For racing, more lightweight clinchers with latex tubes are great for me, they give you more time if you puncture so if it does go then you’ve got a few mins of riding on it before you have to go in straight lines which is handy if you’re in a bunch of riders. Don’t go super lightweight latex though as you’ll spend most of your time waiting for the service car. Michelin standard latex tubes are a bit thicker than the lightweight options and roll really well.
It’s a bike, you’re riding around the roads of the U.K., you’re going to puncture. Depends how much you like:
1: getting covered in latex and gunk (some people dig this, maybe not on the bike though)
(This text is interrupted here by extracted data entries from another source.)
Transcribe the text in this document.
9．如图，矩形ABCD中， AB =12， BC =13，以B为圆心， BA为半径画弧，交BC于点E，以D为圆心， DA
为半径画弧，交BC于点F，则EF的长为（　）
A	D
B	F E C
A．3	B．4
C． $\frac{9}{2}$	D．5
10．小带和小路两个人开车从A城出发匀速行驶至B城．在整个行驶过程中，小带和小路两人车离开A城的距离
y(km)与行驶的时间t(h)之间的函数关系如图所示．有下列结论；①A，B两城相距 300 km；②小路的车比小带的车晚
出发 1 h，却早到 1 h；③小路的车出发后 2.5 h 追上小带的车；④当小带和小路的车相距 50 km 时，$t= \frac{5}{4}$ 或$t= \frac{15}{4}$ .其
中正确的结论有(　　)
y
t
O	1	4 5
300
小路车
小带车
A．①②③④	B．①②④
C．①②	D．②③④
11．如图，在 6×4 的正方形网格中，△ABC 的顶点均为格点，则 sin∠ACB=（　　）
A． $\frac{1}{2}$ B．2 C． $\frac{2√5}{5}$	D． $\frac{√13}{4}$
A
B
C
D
2: replacing expensive tubs
These are purely my thoughts about road riding. Tough tyres don’t have to be heavy and feel awful to ride, try the bontrager AW3s or AW4s, they feel great (I used to race my early season and late season races on winter tyres too)! Nobody needs to ride at >100psi anymore. The pressure you run the tyre at will effect the feel more than whether it is 18g lighter than the less puncture resistant version. Plus, for training it really doesn’t matter. With 28mm tyres on wide rimmed wheels you’ll get a great, comfy and fast ride with your tyres at a fairly low pressure (if your bike has the clearance).
Tubs are great, the best. If I was racing for a team that supplied me with a new £70 tub every time I punctured in a race (or even more embarrassingly out training on tubs) and fitted it for me then yes, but...
Off road is a different kettle of worms/can of fish. I can massively see the benefits of riding tubeless on MTB and CX now that I have proper off road “mad skillz” and 1 fractured wrist back in October to show for it...
Don’t ask if you don’t know, but I taught Mitchy everything he knows about BMX stunts.
Chris I’ll dig the stuff out and ping you at work, as suggested. Should have it together for Friday.
Oh! And BTW Folks, the Charity will be EmmaK’s Save the Children ride. Cheers.